Shilong is a final-year Ph.D. student (2023–present) at MMLab@The University of Hong Kong (HKU), advised by Prof. Ping Luo. Previously, he worked with Kai Chen and contributed as a core developer to MMDetection and MMCV.

He completed his Bachelor's degree from the University of Science and Technology of China (USTC) in 2019, distinguishing himself as one of the top 4% outstanding graduates.

Research

My research agenda connects visual perception/understanding and generation, aiming to build unified models that truly understand the world, rather than merely translating between modalities.

  • 2020–2022 · Object Detection
    My research began with object detection, focusing on efficient architectures and training.
  • 2022–2023 · Multimodal Understanding
    With the rise of large language models around 2022, I recognized that multimodal large language models would be central to the future of AI, which led me to explore vision–language models. However, I soon realized a fundamental limitation of dominant VLM paradigms: projecting vision into language space does not genuinely enable models to learn visual knowledge.
  • 2023–2025 · Generative Models
    This insight motivated my transition to vision generation, where models are forced to internalize visual structure, semantics, and dynamics directly from data—much closer to how humans learn by continuously predicting visual content.
  • 2025 · Unify
    After accumulating substantial experience in generative modeling, by 2025 it became clear—to both the community and myself—that understanding and generation should be unified. I therefore focus on what I consider the most urgent problem in unified modeling: a single, principled visual encoder that supports both understanding and generation. This led to PS-VAE, a key step toward a unified encoder enabling understanding, generation, and editing within a shared representation space.
  • Next · Video Unified Models
    Looking forward, I believe images alone are insufficient for learning rich and grounded world knowledge, and I am particularly excited about video-based unified models, which I see as a potential next major leap beyond LLMs by capturing dynamics, causality, and long-term structure.

If your team shares this perspective, I would be glad to connect and discuss potential collaborations.

Recent News

Publications

Only first-/co-first-author papers are listed. Full list: Google Scholar.
PS-VAE thumbnail

[1] Both Semantics and Reconstruction Matter: Making Representation Encoders Ready for Text-to-Image Generation and Editing

Shilong Zhang, He Zhang, Zhifei Zhang, Chongjian Ge, Shuchen Xue, Shaoteng Liu, Mengwei Ren, Soo Ye Kim, Yuqian Zhou, Qing Liu, Daniil Pakhomov, Kai Zhang, Zhe Lin, Ping Luo

We systematically adapt understanding-oriented encoder features for generation/editing by jointly regularizing semantics and pixel reconstruction, compressing both into a compact 96-channel latent (16×16 downsampling).

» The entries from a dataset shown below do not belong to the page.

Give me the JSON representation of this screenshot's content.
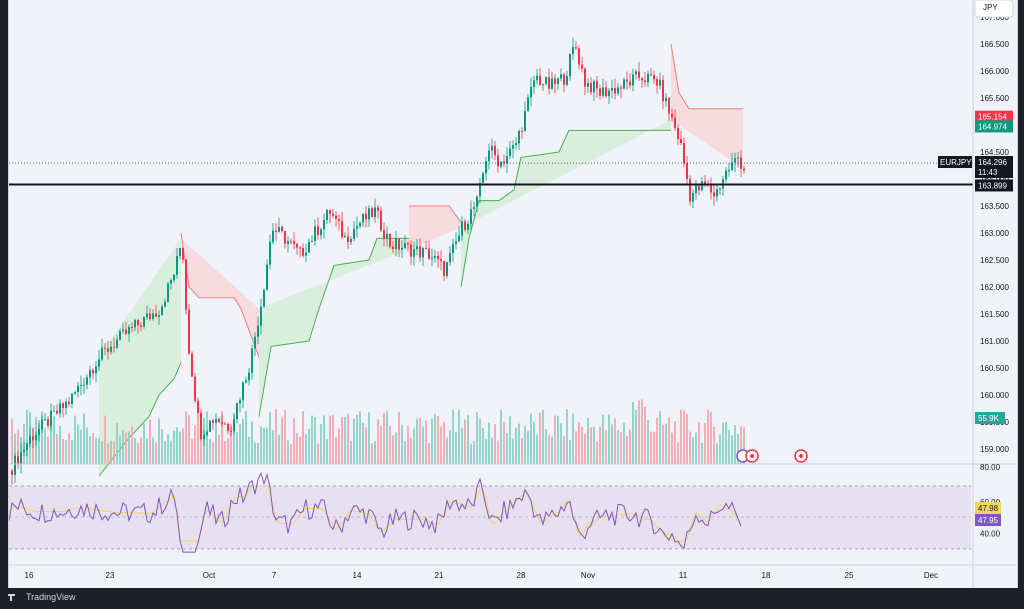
{
  "symbol": "EURJPY",
  "currency": "JPY",
  "countdown": "11:43",
  "brand": "TradingView",
  "colors": {
    "up": "#089981",
    "down": "#f23645",
    "trend_up_fill": "#d6ecd8",
    "trend_down_fill": "#f7d7d9",
    "trend_up_line": "#4caf50",
    "trend_down_line": "#f77c80",
    "rsi": "#7e57c2",
    "rsi_ma": "#f2d65c",
    "rsi_band": "#e6e0f1"
  },
  "price_axis": [
    "167.000",
    "166.500",
    "166.000",
    "165.500",
    "165.000",
    "164.500",
    "164.000",
    "163.500",
    "163.000",
    "162.500",
    "162.000",
    "161.500",
    "161.000",
    "160.500",
    "160.000",
    "159.500",
    "159.000"
  ],
  "price_tags": [
    {
      "id": "tag-165-154",
      "label": "165.154",
      "value": 165.154,
      "color": "#f23645"
    },
    {
      "id": "tag-164-974",
      "label": "164.974",
      "value": 164.974,
      "color": "#089981"
    },
    {
      "id": "tag-last",
      "label": "164.296",
      "value": 164.296,
      "color": "#131722"
    },
    {
      "id": "tag-163-899",
      "label": "163.899",
      "value": 163.899,
      "color": "#131722"
    }
  ],
  "horizontal_line": 163.899,
  "last_price": 164.296,
  "volume_label": "55.9K",
  "rsi_axis": [
    "80.00",
    "60.00",
    "40.00"
  ],
  "rsi_tags": [
    {
      "label": "47.98",
      "value": 47.98,
      "bg": "#f2d65c",
      "fg": "#131722"
    },
    {
      "label": "47.95",
      "value": 47.95,
      "bg": "#7e57c2",
      "fg": "#ffffff"
    }
  ],
  "time_axis": [
    "16",
    "23",
    "Oct",
    "7",
    "14",
    "21",
    "28",
    "Nov",
    "11",
    "18",
    "25",
    "Dec"
  ],
  "chart_data": {
    "type": "candlestick",
    "symbol": "EURJPY",
    "y_range": [
      158.7,
      167.1
    ],
    "rsi_range": [
      20,
      80
    ],
    "rsi_bands": [
      70,
      50,
      30
    ],
    "markers": [
      "economic-event",
      "economic-event",
      "economic-event"
    ]
  }
}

This points to the potential of a unified encoder that supports understanding + generation/editing within a single model backbone.

FlashVideo thumbnail

[2] FlashVideo: Flowing Fidelity to Detail for Efficient High-Resolution Video Generation

Shilong Zhang*, Webo Li*, Shoufa Chen, Chongjian Ge, Peize Sun, Yida Zhang, Yi Jiang, Zehuan Yuan, Binyue Peng, Ping Luo
AAAI 2026(* Equal contribution)

(a) Dividing the process into prompt fidelity and quality enhancement stages, delivering a stunning reduction in DiT's computational load. (b) Enabling users to preview the initial output and accordingly adjust the prompt before committing to full-resolution generation, thereby significantly reducing wait times and enhancing commercial viability.

DDQ-DETR thumbnail

[6] Dense Distinct Query for End-to-End Object Detection

Shilong Zhang*, Xinjiang Wang*, Jiaqi Wang, Jiangmiao Pang, Chengqi Lyu, Wenwei Zhang, Ping Luo, Kai Chen
CVPR 2023 (* Equal contribution)

DDQ-DETR achieves 52.1 AP on MS-COCO dataset within 12 epochs using a ResNet-50 backbone, outperforming all existing detectors in the same setting.

SEPC thumbnail

[9] Scale-equalizing Pyramid Convolution for Object Detection

Xinjiang Wang*, Shilong Zhang*, Zhuoran Yu, Litong Zhang, Wayne Zhang
CVPR 2020 (* Equal contribution)

We proposed a scale-equalizing pyramid convolution method that relaxes the discrepancy between the feature pyramid and the gaussian pyramid. The module boosts the performance about 3.5 mAP in single-stage object detection with negligible inference time.